Karen Sauer, a mother of two 13-year olds in Indianapolis, has known since she was a teenager that she wanted to adopt through foster care and finally did it after turning 40. “A switch went on, and I said ‘I’m ready to do this,'” she says.
A six-month waiting period is common in most states, according to Soronen, and adoptions through foster care typically take between 12 and 24 months. Kathy Ledesma, national project director for AdoptUSKids, a project of the U.S. Children’s Bureau that offers resources for families and child welfare professionals, says fostering is high risk for the family but low risk for the child. “If [families] are willing to first foster before they adopt, then they may get one or two or three placements of children who end up being returned home, which we think is a good thing when the family can be remediated,” she says.
The median age of a child in foster care is 8.5 years, and families looking to adopt an older child may spend less time waiting than those who want a younger one, Ledesma says. Age can be a sticking point for some, but Sauer stresses that “it’s important for people to know that these kids are not bad. They come from bad situations, but they’re not bad themselves.” Her mother had initially been skeptical of her adopting an older child, asking “What if you get a bad one?” But Sauer laughed it off, joking in her response: “You gave birth to my sister.”
Families adopting through foster care must pass a criminal background check, and “need to be flexible and understanding with a good personal and professional support system,” Ledesma says. They also need to demonstrate they can financially support other household members “without relying on any income that that child would bring into the household … [but] you don’t have to own your own home and don’t have to have a lot of money in the bank.”
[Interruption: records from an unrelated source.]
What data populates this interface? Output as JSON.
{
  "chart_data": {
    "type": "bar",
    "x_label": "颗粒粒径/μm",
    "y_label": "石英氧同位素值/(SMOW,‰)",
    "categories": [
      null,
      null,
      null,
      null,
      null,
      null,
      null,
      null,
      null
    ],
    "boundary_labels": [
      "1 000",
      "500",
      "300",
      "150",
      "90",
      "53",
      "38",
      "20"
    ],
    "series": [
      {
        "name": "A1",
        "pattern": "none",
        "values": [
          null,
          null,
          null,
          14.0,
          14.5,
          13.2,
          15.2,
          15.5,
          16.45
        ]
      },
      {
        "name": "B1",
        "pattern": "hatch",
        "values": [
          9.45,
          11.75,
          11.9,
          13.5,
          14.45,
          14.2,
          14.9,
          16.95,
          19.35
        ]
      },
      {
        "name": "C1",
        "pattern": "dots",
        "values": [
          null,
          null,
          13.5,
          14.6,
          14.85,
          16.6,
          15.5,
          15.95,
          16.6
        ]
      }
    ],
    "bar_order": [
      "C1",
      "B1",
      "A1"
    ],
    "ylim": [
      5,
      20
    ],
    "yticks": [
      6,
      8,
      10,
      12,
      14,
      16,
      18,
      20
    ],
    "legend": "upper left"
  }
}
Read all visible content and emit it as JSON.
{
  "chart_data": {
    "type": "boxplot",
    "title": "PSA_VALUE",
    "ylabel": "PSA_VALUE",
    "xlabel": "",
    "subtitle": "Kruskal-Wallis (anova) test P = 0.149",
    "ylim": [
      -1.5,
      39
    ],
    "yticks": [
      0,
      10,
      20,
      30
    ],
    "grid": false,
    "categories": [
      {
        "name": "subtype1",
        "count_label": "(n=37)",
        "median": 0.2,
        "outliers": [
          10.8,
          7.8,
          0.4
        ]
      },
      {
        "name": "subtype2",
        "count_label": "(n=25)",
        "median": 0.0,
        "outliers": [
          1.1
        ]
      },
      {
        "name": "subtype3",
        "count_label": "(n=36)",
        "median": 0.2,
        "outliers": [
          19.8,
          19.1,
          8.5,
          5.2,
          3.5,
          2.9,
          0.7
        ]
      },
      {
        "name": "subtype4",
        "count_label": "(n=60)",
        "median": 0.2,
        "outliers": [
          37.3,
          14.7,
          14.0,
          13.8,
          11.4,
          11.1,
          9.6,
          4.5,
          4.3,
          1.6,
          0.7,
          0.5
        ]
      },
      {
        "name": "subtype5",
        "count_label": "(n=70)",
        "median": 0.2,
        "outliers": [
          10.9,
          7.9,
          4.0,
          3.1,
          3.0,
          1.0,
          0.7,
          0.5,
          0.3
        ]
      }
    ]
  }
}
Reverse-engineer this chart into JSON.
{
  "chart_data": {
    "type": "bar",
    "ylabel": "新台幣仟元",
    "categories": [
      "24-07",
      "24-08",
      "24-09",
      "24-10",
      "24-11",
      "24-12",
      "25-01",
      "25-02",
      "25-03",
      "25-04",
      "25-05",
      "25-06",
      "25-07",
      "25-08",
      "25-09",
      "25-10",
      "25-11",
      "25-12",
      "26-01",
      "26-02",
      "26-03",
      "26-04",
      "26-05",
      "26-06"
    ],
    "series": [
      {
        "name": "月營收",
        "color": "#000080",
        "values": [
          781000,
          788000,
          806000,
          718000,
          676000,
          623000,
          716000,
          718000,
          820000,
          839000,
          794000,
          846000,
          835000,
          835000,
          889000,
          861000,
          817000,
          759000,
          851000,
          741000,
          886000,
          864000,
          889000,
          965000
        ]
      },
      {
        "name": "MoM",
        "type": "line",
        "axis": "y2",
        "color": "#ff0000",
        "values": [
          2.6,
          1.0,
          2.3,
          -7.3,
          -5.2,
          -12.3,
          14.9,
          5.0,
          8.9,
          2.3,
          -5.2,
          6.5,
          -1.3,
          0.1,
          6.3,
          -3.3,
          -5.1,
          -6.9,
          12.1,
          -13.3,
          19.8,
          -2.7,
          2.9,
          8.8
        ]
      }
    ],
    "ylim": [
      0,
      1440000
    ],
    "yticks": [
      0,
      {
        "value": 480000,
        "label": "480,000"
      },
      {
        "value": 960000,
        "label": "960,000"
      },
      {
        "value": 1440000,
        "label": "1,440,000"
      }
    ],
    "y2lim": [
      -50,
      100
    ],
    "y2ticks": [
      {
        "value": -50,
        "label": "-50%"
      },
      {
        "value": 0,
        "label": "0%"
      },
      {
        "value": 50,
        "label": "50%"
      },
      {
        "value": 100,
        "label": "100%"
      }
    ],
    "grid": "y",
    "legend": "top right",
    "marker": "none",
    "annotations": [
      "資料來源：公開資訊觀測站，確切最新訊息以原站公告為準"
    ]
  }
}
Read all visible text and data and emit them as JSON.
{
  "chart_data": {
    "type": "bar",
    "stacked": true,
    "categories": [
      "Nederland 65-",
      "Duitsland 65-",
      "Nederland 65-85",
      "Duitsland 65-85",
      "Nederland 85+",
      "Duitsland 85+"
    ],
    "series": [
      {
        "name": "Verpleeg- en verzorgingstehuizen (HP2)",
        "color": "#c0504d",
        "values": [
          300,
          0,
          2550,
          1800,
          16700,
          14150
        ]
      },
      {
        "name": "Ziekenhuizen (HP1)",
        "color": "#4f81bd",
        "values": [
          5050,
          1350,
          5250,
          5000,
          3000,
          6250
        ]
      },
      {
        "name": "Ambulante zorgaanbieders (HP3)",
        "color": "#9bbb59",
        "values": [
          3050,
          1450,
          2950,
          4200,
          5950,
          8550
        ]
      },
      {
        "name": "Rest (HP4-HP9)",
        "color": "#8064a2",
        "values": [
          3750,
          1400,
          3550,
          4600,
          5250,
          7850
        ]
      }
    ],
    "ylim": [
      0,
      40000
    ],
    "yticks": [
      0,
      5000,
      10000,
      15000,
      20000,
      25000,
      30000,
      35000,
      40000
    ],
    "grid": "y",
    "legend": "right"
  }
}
Single parents of both genders and military families can adopt through foster care, as can same-sex couples in most states.
“You don’t have to be perfect to be a perfect parent,” Ledesma says. “If families are waiting until they have their house exactly how they want it or have a brand new car, they don’t have to wait for those things. These children just need permanent, loving families.”
As for Sauer, it’s taken time for her teens to trust that she wouldn’t leave them as the other adults in their lives have, but adopting through foster care has been an overall positive experience. “They’re changing my life,” she says, “because there’s not a minute that goes by I don’t think about them.”